Sen. Caryn Tyson, a Parker Republican and chair of the Senate’s tax committee, said lawmakers ought to place interests of Kansas taxpayers above personal political considerations by accepting the $2.34 billion version.

“This is for our constituents,” Tyson said. “Not for the people in this building.”

House Minority Leader Tom Sawyer, D-Wichita, sought to rally House Democrats to the bill. He said the House and Senate negotiators made a good-faith effort to reduce the overall cost of the program and make effective use of the state’s surplus cash reserve.

With the clock ticking on the session, Senate and House Republicans scrambled to revise details of a tax bill while fully aware the governor could call them back to the Capitol during campaign season if they chose not to adopt sustainable tax cuts.

In the tax negotiations, Sen. Tom Holland, D-Baldwin City, confronted Rep. Adam Smith, the Weskan Republican and chairman of the House tax committee, about the state’s long-term financial outlook.

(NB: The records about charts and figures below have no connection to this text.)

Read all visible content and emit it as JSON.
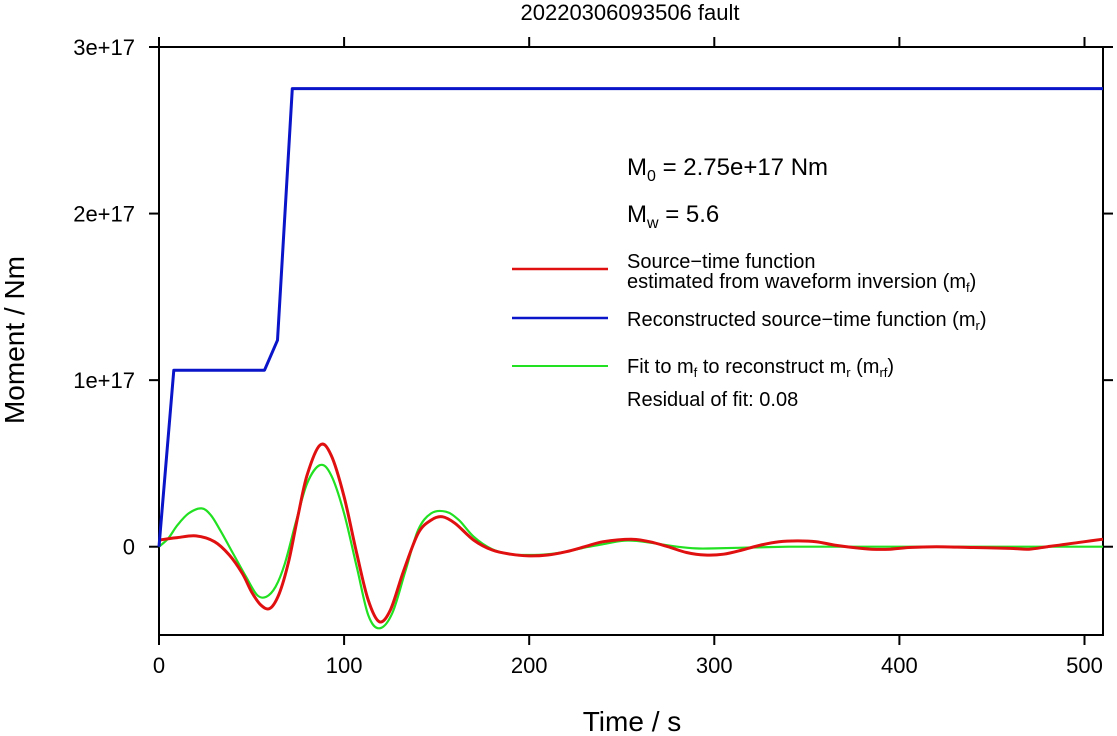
{
  "chart_data": {
    "type": "line",
    "title": "20220306093506 fault",
    "xlabel": "Time / s",
    "ylabel": "Moment / Nm",
    "xlim": [
      0,
      510
    ],
    "ylim": [
      -5.3e+16,
      3e+17
    ],
    "x_ticks": [
      0,
      100,
      200,
      300,
      400,
      500
    ],
    "x_tick_labels": [
      "0",
      "100",
      "200",
      "300",
      "400",
      "500"
    ],
    "y_ticks": [
      0,
      1e+17,
      2e+17,
      3e+17
    ],
    "y_tick_labels": [
      "0",
      "1e+17",
      "2e+17",
      "3e+17"
    ],
    "grid": false,
    "legend_position": "right",
    "annotations": {
      "m0_sym": "M",
      "m0_sub": "0",
      "m0_rest": " = 2.75e+17 Nm",
      "mw_sym": "M",
      "mw_sub": "w",
      "mw_rest": " = 5.6",
      "residual": "Residual of fit: 0.08"
    },
    "legend": {
      "red_line1": "Source−time function",
      "red_line2_a": "estimated from waveform inversion (m",
      "red_line2_sub": "f",
      "red_line2_b": ")",
      "blue_a": "Reconstructed source−time function (m",
      "blue_sub": "r",
      "blue_b": ")",
      "green_a": "Fit to m",
      "green_sub1": "f",
      "green_b": " to reconstruct m",
      "green_sub2": "r",
      "green_c": " (m",
      "green_sub3": "rf",
      "green_d": ")"
    },
    "series": [
      {
        "name": "Source−time function estimated from waveform inversion (mf)",
        "color": "#e01010",
        "x": [
          0,
          10,
          20,
          30,
          38,
          45,
          50,
          55,
          60,
          65,
          70,
          75,
          80,
          87,
          93,
          100,
          107,
          113,
          119,
          125,
          132,
          140,
          147,
          153,
          160,
          170,
          180,
          190,
          200,
          210,
          220,
          230,
          240,
          255,
          265,
          275,
          285,
          295,
          305,
          315,
          325,
          335,
          345,
          355,
          365,
          375,
          385,
          395,
          405,
          420,
          440,
          460,
          470,
          480,
          490,
          500,
          510
        ],
        "y": [
          4000000000000000.0,
          5500000000000000.0,
          6500000000000000.0,
          3000000000000000.0,
          -5000000000000000.0,
          -1.6e+16,
          -2.7e+16,
          -3.5e+16,
          -3.7e+16,
          -2.8e+16,
          -9000000000000000.0,
          1.8e+16,
          4.3e+16,
          6.1e+16,
          5.5e+16,
          3e+16,
          -5000000000000000.0,
          -3.2e+16,
          -4.5e+16,
          -3.8e+16,
          -1.5e+16,
          8000000000000000.0,
          1.6e+16,
          1.8e+16,
          1.4e+16,
          4000000000000000.0,
          -2000000000000000.0,
          -4500000000000000.0,
          -5500000000000000.0,
          -5000000000000000.0,
          -3000000000000000.0,
          0.0,
          3000000000000000.0,
          4500000000000000.0,
          3000000000000000.0,
          0.0,
          -3500000000000000.0,
          -5000000000000000.0,
          -4500000000000000.0,
          -2000000000000000.0,
          1000000000000000.0,
          3000000000000000.0,
          3500000000000000.0,
          3000000000000000.0,
          1000000000000000.0,
          -500000000000000.0,
          -1500000000000000.0,
          -1500000000000000.0,
          -500000000000000.0,
          0.0,
          -500000000000000.0,
          -1000000000000000.0,
          -1500000000000000.0,
          0.0,
          1500000000000000.0,
          3000000000000000.0,
          4500000000000000.0
        ]
      },
      {
        "name": "Reconstructed source−time function (mr)",
        "color": "#0a14c8",
        "x": [
          0,
          8,
          57,
          64,
          72,
          510
        ],
        "y": [
          0,
          1.06e+17,
          1.06e+17,
          1.24e+17,
          2.75e+17,
          2.75e+17
        ]
      },
      {
        "name": "Fit to mf to reconstruct mr (mrf)",
        "color": "#22e022",
        "x": [
          0,
          5,
          10,
          16,
          23,
          28,
          33,
          40,
          47,
          53,
          58,
          63,
          68,
          74,
          80,
          87,
          93,
          100,
          107,
          113,
          119,
          126,
          133,
          140,
          147,
          155,
          162,
          170,
          180,
          190,
          200,
          210,
          220,
          230,
          240,
          250,
          258,
          268,
          280,
          290,
          300,
          320,
          340,
          360,
          380,
          400,
          420,
          440,
          460,
          480,
          500,
          510
        ],
        "y": [
          0,
          5000000000000000.0,
          1.3e+16,
          2e+16,
          2.3e+16,
          1.9e+16,
          1e+16,
          -4000000000000000.0,
          -1.8e+16,
          -2.9e+16,
          -3e+16,
          -2.4e+16,
          -1e+16,
          1.5e+16,
          3.8e+16,
          4.9e+16,
          4.3e+16,
          2e+16,
          -1.3e+16,
          -4.1e+16,
          -4.9e+16,
          -4e+16,
          -1.5e+16,
          1e+16,
          2e+16,
          2.1e+16,
          1.6e+16,
          6000000000000000.0,
          -1500000000000000.0,
          -4500000000000000.0,
          -5000000000000000.0,
          -4500000000000000.0,
          -3000000000000000.0,
          -500000000000000.0,
          1500000000000000.0,
          3500000000000000.0,
          3500000000000000.0,
          2000000000000000.0,
          0.0,
          -1000000000000000.0,
          -1000000000000000.0,
          -500000000000000.0,
          0.0,
          0.0,
          0.0,
          0.0,
          0.0,
          0.0,
          0.0,
          0.0,
          0.0,
          0.0
        ]
      }
    ]
  }
}
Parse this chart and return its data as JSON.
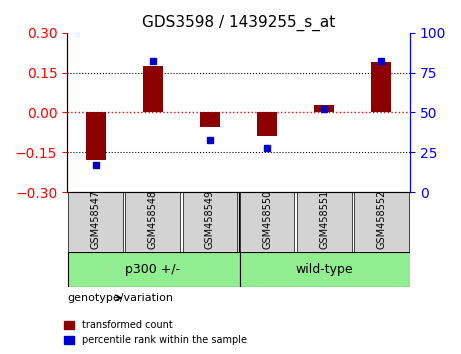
{
  "title": "GDS3598 / 1439255_s_at",
  "samples": [
    "GSM458547",
    "GSM458548",
    "GSM458549",
    "GSM458550",
    "GSM458551",
    "GSM458552"
  ],
  "transformed_count": [
    -0.18,
    0.175,
    -0.055,
    -0.09,
    0.03,
    0.19
  ],
  "percentile_rank": [
    17,
    82,
    33,
    28,
    52,
    82
  ],
  "groups": [
    {
      "label": "p300 +/-",
      "color": "#90EE90",
      "indices": [
        0,
        1,
        2
      ]
    },
    {
      "label": "wild-type",
      "color": "#90EE90",
      "indices": [
        3,
        4,
        5
      ]
    }
  ],
  "group_boundary": 3,
  "ylim_left": [
    -0.3,
    0.3
  ],
  "ylim_right": [
    0,
    100
  ],
  "yticks_left": [
    -0.3,
    -0.15,
    0,
    0.15,
    0.3
  ],
  "yticks_right": [
    0,
    25,
    50,
    75,
    100
  ],
  "hlines": [
    0.15,
    -0.15
  ],
  "bar_color": "#8B0000",
  "dot_color": "#0000CD",
  "background_color": "#FFFFFF",
  "label_bg_color": "#D3D3D3",
  "legend_red_label": "transformed count",
  "legend_blue_label": "percentile rank within the sample",
  "group_label": "genotype/variation"
}
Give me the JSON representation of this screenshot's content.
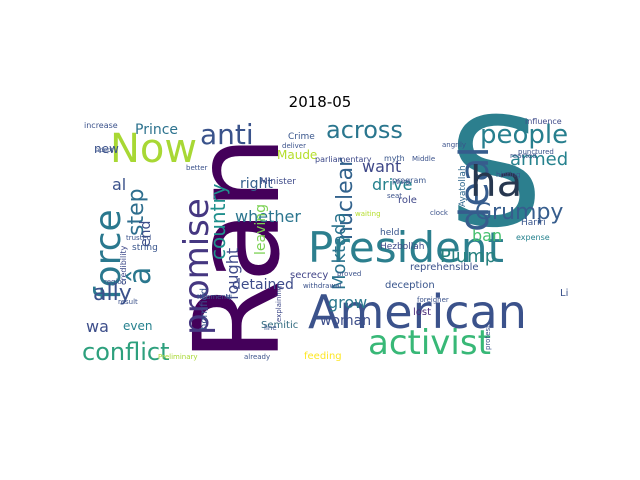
{
  "chart_data": {
    "type": "wordcloud",
    "title": "2018-05",
    "background": "#ffffff",
    "colormap": "viridis",
    "words": [
      {
        "text": "S",
        "size": 150,
        "color": "#2c7f8e"
      },
      {
        "text": "Ran",
        "size": 118,
        "color": "#44005a",
        "rotate": -90
      },
      {
        "text": "American",
        "size": 46,
        "color": "#3b528b"
      },
      {
        "text": "President",
        "size": 42,
        "color": "#2c7f8e"
      },
      {
        "text": "activist",
        "size": 34,
        "color": "#38b877"
      },
      {
        "text": "Now",
        "size": 40,
        "color": "#a8d834"
      },
      {
        "text": "deal",
        "size": 40,
        "color": "#365c8d",
        "rotate": -90
      },
      {
        "text": "ha",
        "size": 42,
        "color": "#27374f"
      },
      {
        "text": "force",
        "size": 36,
        "color": "#2a788e",
        "rotate": -90
      },
      {
        "text": "promise",
        "size": 34,
        "color": "#453781",
        "rotate": -90
      },
      {
        "text": "people",
        "size": 26,
        "color": "#277f8e"
      },
      {
        "text": "anti",
        "size": 28,
        "color": "#3a538b"
      },
      {
        "text": "across",
        "size": 24,
        "color": "#2a768e"
      },
      {
        "text": "conflict",
        "size": 24,
        "color": "#2da07d"
      },
      {
        "text": "Grumpy",
        "size": 22,
        "color": "#365d8d"
      },
      {
        "text": "nuclear",
        "size": 22,
        "color": "#33638d",
        "rotate": -90
      },
      {
        "text": "country",
        "size": 20,
        "color": "#20908d",
        "rotate": -90
      },
      {
        "text": "step",
        "size": 22,
        "color": "#2e6e8e",
        "rotate": -90
      },
      {
        "text": "ally",
        "size": 22,
        "color": "#3b518b"
      },
      {
        "text": "â",
        "size": 30,
        "color": "#2a778e",
        "rotate": -90
      },
      {
        "text": "armed",
        "size": 18,
        "color": "#26828e"
      },
      {
        "text": "Moktada",
        "size": 18,
        "color": "#2b748e",
        "rotate": -90
      },
      {
        "text": "whether",
        "size": 16,
        "color": "#2b758e"
      },
      {
        "text": "fought",
        "size": 16,
        "color": "#3e4989",
        "rotate": -90
      },
      {
        "text": "Plump",
        "size": 18,
        "color": "#27817e"
      },
      {
        "text": "grow",
        "size": 16,
        "color": "#2a788e"
      },
      {
        "text": "want",
        "size": 16,
        "color": "#3f4888"
      },
      {
        "text": "ban",
        "size": 16,
        "color": "#46c06f"
      },
      {
        "text": "drive",
        "size": 16,
        "color": "#26828e"
      },
      {
        "text": "wa",
        "size": 16,
        "color": "#3d4e8a"
      },
      {
        "text": "detained",
        "size": 14,
        "color": "#3e4c8a"
      },
      {
        "text": "right",
        "size": 14,
        "color": "#355f8d"
      },
      {
        "text": "woman",
        "size": 14,
        "color": "#3d4e8a"
      },
      {
        "text": "leaving",
        "size": 14,
        "color": "#7ad151",
        "rotate": -90
      },
      {
        "text": "Prince",
        "size": 14,
        "color": "#2c728e"
      },
      {
        "text": "al",
        "size": 16,
        "color": "#3b528b"
      },
      {
        "text": "end",
        "size": 14,
        "color": "#3d4e8a",
        "rotate": -90
      },
      {
        "text": "even",
        "size": 12,
        "color": "#26818e"
      },
      {
        "text": "Maude",
        "size": 12,
        "color": "#b5de2b"
      },
      {
        "text": "role",
        "size": 10,
        "color": "#3f4788"
      },
      {
        "text": "deception",
        "size": 10,
        "color": "#39558c"
      },
      {
        "text": "secrecy",
        "size": 10,
        "color": "#414487"
      },
      {
        "text": "new",
        "size": 12,
        "color": "#3b528b"
      },
      {
        "text": "reprehensible",
        "size": 10,
        "color": "#3b518b"
      },
      {
        "text": "lost",
        "size": 10,
        "color": "#482878"
      },
      {
        "text": "Semitic",
        "size": 10,
        "color": "#30697e"
      },
      {
        "text": "held",
        "size": 9,
        "color": "#39558c"
      },
      {
        "text": "Hezbollah",
        "size": 9,
        "color": "#3e4a89"
      },
      {
        "text": "feeding",
        "size": 10,
        "color": "#fde725"
      },
      {
        "text": "horrified",
        "size": 10,
        "color": "#3a548c",
        "rotate": -90
      },
      {
        "text": "Crime",
        "size": 9,
        "color": "#39568c"
      },
      {
        "text": "Minister",
        "size": 9,
        "color": "#3e4a89"
      },
      {
        "text": "Hariri",
        "size": 9,
        "color": "#39558c"
      },
      {
        "text": "Ayatollah",
        "size": 9,
        "color": "#31688e",
        "rotate": -90
      },
      {
        "text": "influence",
        "size": 8,
        "color": "#3e4a89"
      },
      {
        "text": "increase",
        "size": 8,
        "color": "#3b528b"
      },
      {
        "text": "credibility",
        "size": 8,
        "color": "#3e4989",
        "rotate": -90
      },
      {
        "text": "string",
        "size": 9,
        "color": "#39558c"
      },
      {
        "text": "parliamentary",
        "size": 8,
        "color": "#3e4989"
      },
      {
        "text": "program",
        "size": 8,
        "color": "#39568c"
      },
      {
        "text": "myth",
        "size": 8,
        "color": "#39568c"
      },
      {
        "text": "expense",
        "size": 8,
        "color": "#26828e"
      },
      {
        "text": "trusted",
        "size": 7,
        "color": "#3b528b"
      },
      {
        "text": "already",
        "size": 7,
        "color": "#3b528b"
      },
      {
        "text": "withdrawal",
        "size": 7,
        "color": "#3b528b"
      },
      {
        "text": "waiting",
        "size": 7,
        "color": "#b5de2b"
      },
      {
        "text": "Khamenei",
        "size": 7,
        "color": "#39558c"
      },
      {
        "text": "result",
        "size": 7,
        "color": "#3b528b"
      },
      {
        "text": "region",
        "size": 7,
        "color": "#3b528b"
      },
      {
        "text": "Preliminary",
        "size": 7,
        "color": "#a8d834"
      },
      {
        "text": "better",
        "size": 7,
        "color": "#3b528b"
      },
      {
        "text": "explaining",
        "size": 7,
        "color": "#3e4989",
        "rotate": -90
      },
      {
        "text": "proved",
        "size": 7,
        "color": "#3b528b"
      },
      {
        "text": "turn",
        "size": 7,
        "color": "#3b528b"
      },
      {
        "text": "seat",
        "size": 7,
        "color": "#3b528b"
      },
      {
        "text": "clock",
        "size": 7,
        "color": "#3b528b"
      },
      {
        "text": "Middle",
        "size": 7,
        "color": "#3b528b"
      },
      {
        "text": "hinting",
        "size": 7,
        "color": "#3b528b"
      },
      {
        "text": "reacted",
        "size": 7,
        "color": "#3b528b"
      },
      {
        "text": "angrily",
        "size": 7,
        "color": "#3b528b"
      },
      {
        "text": "punctured",
        "size": 7,
        "color": "#3b528b"
      },
      {
        "text": "foreigner",
        "size": 7,
        "color": "#3b528b"
      },
      {
        "text": "deliver",
        "size": 7,
        "color": "#3b528b"
      },
      {
        "text": "adept",
        "size": 6,
        "color": "#3b528b"
      },
      {
        "text": "line",
        "size": 7,
        "color": "#3b528b"
      },
      {
        "text": "protest",
        "size": 7,
        "color": "#3b528b",
        "rotate": -90
      },
      {
        "text": "Li",
        "size": 10,
        "color": "#3b528b"
      }
    ]
  }
}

“When you look at the cost of the fiscal note in the out years, you feel comfortable that you can hit that on the budget?” Holland asked.

Smith said revenue was only one side of balancing the budget. The other option would be to slash expenditures, he said.

“If we force this tax relief into our state law, it forces us to be more responsible on the budget,” Smith said. “I wish I could guarantee more than that, trust me, but we need to manage our budget as well.”

Other Republicans expressed concern about ballooning budget appropriations. Lawmakers adopted a revised budget that included a litany of last-minute additions.

Rep. Trevor Jacobs, R-Fort Scott, said the spending blueprint was packed with “a lot of pork.”

“We’re supposed to be here to protect our constituents, not lobbyists, not special interest groups,” Jacobs said. “And this is the problem. It’s not about the next generation. It’s about the next election. And this is one of the reasons why I’m happy not to come back — because of the backdoor deals, of all of this nonsense that happens.”

 

More of the details

Under the bill sent to the governor, the state income tax for top earners in Kansas who were married and filing jointly would decline from 5.7% under current law to 5.57%. The last bill to be rejected by Kelly would have reset that upper bracket at 5.55%. Instead of cutting the lower bracket from 5.25% to 5.15%, the rate in the bill headed to Kelly’s desk was 5.2%.

The new bill would exempt Social Security income from the state’s individual income tax in the 2024 tax year. It would accelerate elimination of the state’s 2% sales tax on groceries to July 1 rather than Jan. 1.

The legislation would increase standard deduction amounts from $3,500 to $3,605 for single filers, $8,000 to $8,240 for married filers, and $6,000 to $6,180 for a head of household beginning in tax year 2024.

The governor also must take into account an increase in the personal exemption allowance, currently set at $2,250 for all persons on the return, to $18,320 for married couples filing joint returns and $9,160 for all other filers. The bill included an additional $2,320 exemption for each dependent listed on the return.

It would raise the amount of appraised value residential property value exempt from the statewide school finance levy to $100,000 from the current amount of $42,000. In addition, the K-12 public education mill levy was cut from 20 mills to 19.5 mills with that financial gap to be backfilled by the Legislature from the general state treasury.

Rep. Henry Helgerson, D-Wichita, had a parting message to the Legislature: “We don’t have money for this tax bill.”